Nov 06, 2015 Newsdesk Latest News, Macau, Top of the deck  
VIP casino gambling in Macau is in likelihood never going back to its “heydays” – but in any case its expansion had been a “bubble”, said Lawrence Ho Yau Lung (pictured), co-chairman and chief executive of Melco Crown Entertainment Ltd.
“The whole VIP sector in our opinion – and we’ve been saying this probably for some time now – has been permanently and structurally changed. So it will never go back to the heydays where it was bubble like,” Mr Ho said in comments to investment analysts on Thursday. His remarks came during the company’s third quarter earnings conference call.
Melco Crown set a new industry milestone on October 27 when it opened a multibillion U.S. dollar casino resort on Cotai in Macau – Studio City – without a single operational junket room.
A note from Daiwa Securities Group Inc the same day stated however that the operator was keeping a VIP room in mothballs on the second floor for future high roller play, although it didn’t mention whether that would be for house-managed VIPs or junket-promoted ones.
VIP gross gaming revenue (GGR) across the entire Macau market fell by 38.0 percent year-on-year during the third quarter of 2015 to approximately MOP28.99 billion (US$3.63 billion), according to official Macau government data published in October.
In the Macau market “VIP gambling” is a term that can mean different things to different people. Most VIP players have traditionally been brought in by middlemen agents that issue the credit for play and collect on losses, as mainland China’s courts do not recognise gambling debts as being legally enforceable.
Gambling via junkets in Macau has recently diminished in popularity. But there are still players dropping large amounts of money on mass market tables in the city’s casinos. Investment analysts have told GGRAsia that the local gaming regulator defines VIP by the size of table bets and table payouts, and whether the play area is physically separate from the main gaming floor – not by whether there is a junket agent or rolling chip programme involved.
Melco Crown’s Mr Ho indicated in his Thursday comments that the public policy climate in Macau was growing more favourable for the industry.
“I guess the Macau government has realised that the market is actually very, very weak and it’s not in the shape that they’ve ever seen before. At the same time, we have heard that China or China [the central government’s] Liaison Office is becoming more supportive and all of this is positive in the long run,” he stated.

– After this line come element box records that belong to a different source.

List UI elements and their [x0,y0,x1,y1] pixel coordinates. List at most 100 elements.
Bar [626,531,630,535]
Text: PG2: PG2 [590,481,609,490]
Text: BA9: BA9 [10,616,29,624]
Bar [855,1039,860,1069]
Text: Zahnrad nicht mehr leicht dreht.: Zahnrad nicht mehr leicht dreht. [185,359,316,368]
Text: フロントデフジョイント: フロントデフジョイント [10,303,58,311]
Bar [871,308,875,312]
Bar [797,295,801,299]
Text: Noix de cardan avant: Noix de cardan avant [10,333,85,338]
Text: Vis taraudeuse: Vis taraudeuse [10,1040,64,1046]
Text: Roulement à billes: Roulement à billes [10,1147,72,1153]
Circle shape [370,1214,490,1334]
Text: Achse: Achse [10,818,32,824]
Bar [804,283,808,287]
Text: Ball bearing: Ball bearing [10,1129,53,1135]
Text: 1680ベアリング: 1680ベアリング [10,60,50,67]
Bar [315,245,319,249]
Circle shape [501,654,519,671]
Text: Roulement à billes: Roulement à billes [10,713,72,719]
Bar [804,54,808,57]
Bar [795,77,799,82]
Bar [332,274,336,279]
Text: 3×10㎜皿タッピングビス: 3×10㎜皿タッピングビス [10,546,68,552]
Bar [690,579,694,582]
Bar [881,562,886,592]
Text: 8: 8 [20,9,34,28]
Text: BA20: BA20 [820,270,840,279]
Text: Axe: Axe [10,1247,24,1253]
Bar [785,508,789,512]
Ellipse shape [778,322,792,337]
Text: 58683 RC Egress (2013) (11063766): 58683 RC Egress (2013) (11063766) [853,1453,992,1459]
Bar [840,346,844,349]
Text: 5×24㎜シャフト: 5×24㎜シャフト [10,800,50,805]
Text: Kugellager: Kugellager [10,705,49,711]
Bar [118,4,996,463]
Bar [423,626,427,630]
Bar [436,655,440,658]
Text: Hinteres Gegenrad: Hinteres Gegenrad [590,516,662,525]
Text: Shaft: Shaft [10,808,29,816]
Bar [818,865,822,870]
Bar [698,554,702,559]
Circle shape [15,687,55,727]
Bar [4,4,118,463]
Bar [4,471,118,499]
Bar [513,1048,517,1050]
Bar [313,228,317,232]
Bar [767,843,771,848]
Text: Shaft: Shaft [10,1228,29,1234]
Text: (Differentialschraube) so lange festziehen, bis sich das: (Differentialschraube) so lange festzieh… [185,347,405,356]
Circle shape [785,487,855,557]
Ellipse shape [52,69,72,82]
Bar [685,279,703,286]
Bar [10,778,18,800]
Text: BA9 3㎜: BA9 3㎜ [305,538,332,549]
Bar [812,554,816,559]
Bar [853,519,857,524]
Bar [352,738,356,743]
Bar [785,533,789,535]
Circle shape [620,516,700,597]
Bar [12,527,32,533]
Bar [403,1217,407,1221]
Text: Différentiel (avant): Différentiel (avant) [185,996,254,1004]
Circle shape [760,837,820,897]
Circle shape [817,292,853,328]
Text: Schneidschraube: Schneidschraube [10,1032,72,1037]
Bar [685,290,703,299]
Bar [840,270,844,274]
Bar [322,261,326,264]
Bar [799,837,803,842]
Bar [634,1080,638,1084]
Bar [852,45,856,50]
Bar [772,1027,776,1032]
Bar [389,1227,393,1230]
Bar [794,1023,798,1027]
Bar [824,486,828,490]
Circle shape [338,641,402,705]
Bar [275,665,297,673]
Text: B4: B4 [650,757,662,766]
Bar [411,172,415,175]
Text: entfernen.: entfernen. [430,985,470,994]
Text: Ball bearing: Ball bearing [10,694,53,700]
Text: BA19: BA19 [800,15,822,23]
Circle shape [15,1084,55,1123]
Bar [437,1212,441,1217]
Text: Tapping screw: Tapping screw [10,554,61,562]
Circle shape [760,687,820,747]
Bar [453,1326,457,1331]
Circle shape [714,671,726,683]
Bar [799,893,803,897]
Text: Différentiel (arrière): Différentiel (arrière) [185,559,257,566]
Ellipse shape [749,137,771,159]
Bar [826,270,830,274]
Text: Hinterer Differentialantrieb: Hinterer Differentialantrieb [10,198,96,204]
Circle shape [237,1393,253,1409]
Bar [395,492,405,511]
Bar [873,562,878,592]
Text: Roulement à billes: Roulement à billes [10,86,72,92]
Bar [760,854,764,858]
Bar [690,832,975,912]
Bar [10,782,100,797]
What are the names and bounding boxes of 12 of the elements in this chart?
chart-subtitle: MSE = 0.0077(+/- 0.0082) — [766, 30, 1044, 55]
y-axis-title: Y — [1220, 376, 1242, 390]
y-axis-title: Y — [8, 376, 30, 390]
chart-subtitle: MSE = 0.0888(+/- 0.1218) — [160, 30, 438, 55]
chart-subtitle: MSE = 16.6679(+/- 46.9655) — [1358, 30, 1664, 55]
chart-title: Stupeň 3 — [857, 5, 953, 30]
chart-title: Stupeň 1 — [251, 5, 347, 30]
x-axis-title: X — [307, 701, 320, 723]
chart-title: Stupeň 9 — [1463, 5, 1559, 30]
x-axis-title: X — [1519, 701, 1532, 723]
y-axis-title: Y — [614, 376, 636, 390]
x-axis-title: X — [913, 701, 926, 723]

“I think it’s really the sentiment that it conveys to our potential customer base in China and Macau is not such a bad place to go anymore, and the fact that China is not against people going to Macau,” added the Melco Crown CEO.
Political dimension
A number of analysts have pointed to a political element in the decline in demand for gambling – especially in the high roller segment. Macau gets most of its gamblers from mainland China.
The analysts note that China’s central government has been seeking to reduce graft in the public sector, moderate the country’s economic growth – which had been averaging above 7 percent per year – and to moderate the volume and velocity of money held by Chinese citizens that crosses the border into Macau and beyond.
According to data from Macau’s gaming regulator, the Gaming Inspection and Coordination Bureau, in 2010, casino GGR in Macau grew nearly 58 percent year-on-year to MOP188.3 billion – mainly driven by the VIP segment. In 2011 total GGR grew 42 percent year-on-year from an already strong base, before settling back in 2012 – the year President Xi Jinping was appointed and China’s current anti-graft campaign began – to a more modest 14 percent annual expansion.
The following year Macau GGR bounced back to a near 19-percent expansion, before crashing to earth with a near 3-percent contraction in 2014. This year the accumulated year-on-year decline in the market to October 31 was nearly 36 percent.
“I think we’ve seen the worst in Macau but it’s really a matter of when does the real recovery starts,” Mr Ho said on Thursday.
He added: “I think it’s a bit early to really speculate but I would say at this point in time, next year VIP will have some challenges … looking at the high base of the beginning part of this year. I think mass has stabilised and should see some reasonable growth hopefully.”